Het verhaal is gedeeltelijk in de personale vertelsituatie geschreven, maar is ook een ik-roman. Dat maakt het geheel erg moeilijk te volgen. Claus schrijft op een zelfde chaotische manier als de leraar denkt. In de loop van zijn 'aftakeling' -die ook chaotischer flarden van zijn denken met zich mee brengt- gaat Claus ook chaotischer schrijven. Het lijkt alsof de leraar en Claus één en dezelfde zijn. Aan het eind van het boek kun je niet meer uitmaken wat de leraar ziet, denkt of fantaseert. De gebeurtenissen worden steeds vreemder naarmate de leraar overgeleverd is aan zijn eigen verwarring.


Boekbeschrijving & Titel
De titel verwijst naar het idee van Aristoteles dat de oorsprong van elk denken gelegen is in de verwondering.

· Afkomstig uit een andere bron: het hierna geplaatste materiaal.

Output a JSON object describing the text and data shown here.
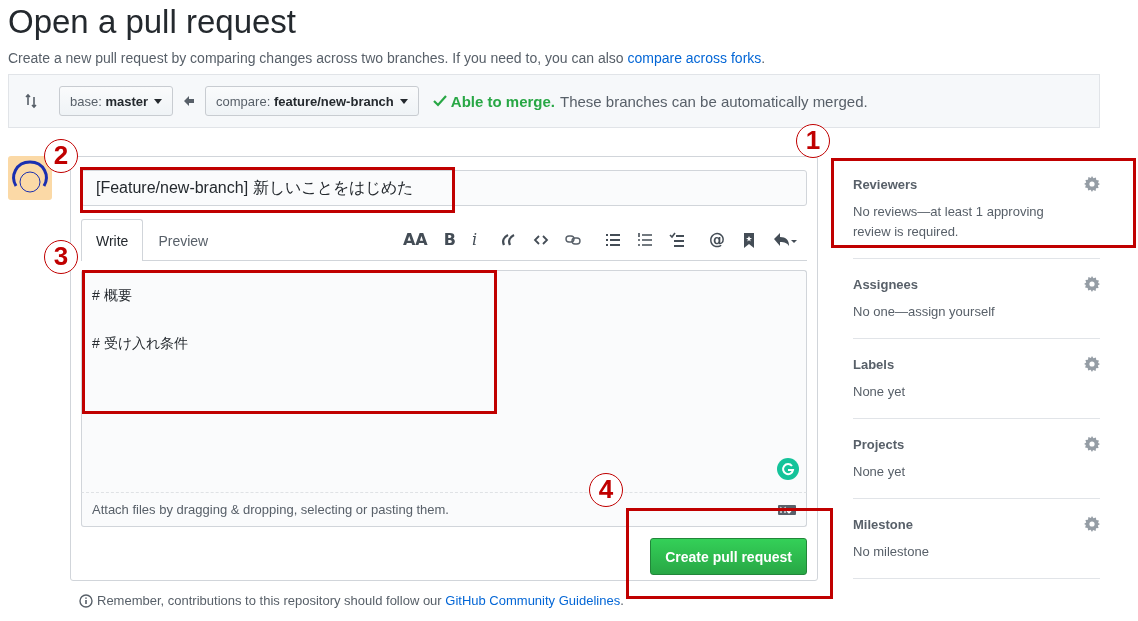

De Verwondering is het verhaal over een leraar in een klein dorpje in België die, na een aantal bijzondere gebeurtenissen, zich zo verwonderd heeft daarover dat hij de grip op het leven verliest. Alsof hij een ziekte heeft wordt hij daarna opgesloten in een psychiatrische inrichting. Het boek zit boordevol verwijzingen, symbolen en baseringen op oude(re) literatuur. Wat betreft dit laatste is dat ook niet gek want alle Claus-boeken baseren zich in meer of mindere mate op oude literatuur. Ik zal hier later op terug komen, eerst zal ik Claus' thematiek behandelen.


Literatuur geschiedenis
Hugo Maurice Julien Claus wordt op 5 april 1929 geboren in Brugge. Zijn eerste gedichtenbundel schreef hij toen hij slechts 17 jaar was. Zijn eerste roman schreef hij in 1950, De Metsiers. Prompt won hij er een prijs mee, de Leo J. Krijnprijs. De pers onthaalde het als een afschuwelijk boek, vanwege de 'perverse' inhoud. Maar Hugo had al twee gedichtenbundels op zijn naam staan en exposeerde als kunstschilder, kritiek kon zijn succes niet in de weg staan. Sommigen herkenden in hem toen al een wonderkind. Bijna vijftig jaar later heeft hij enkele tientallen romans, gedichtenbundels, toneelstukken en scenarios's op zijn naam staan. Het oeuvre van Claus wordt bestudeerd aan universiteiten en zijn werken zijn onderwerp van vele boeken. Claus is vooral bekend om zijn dichtbundels.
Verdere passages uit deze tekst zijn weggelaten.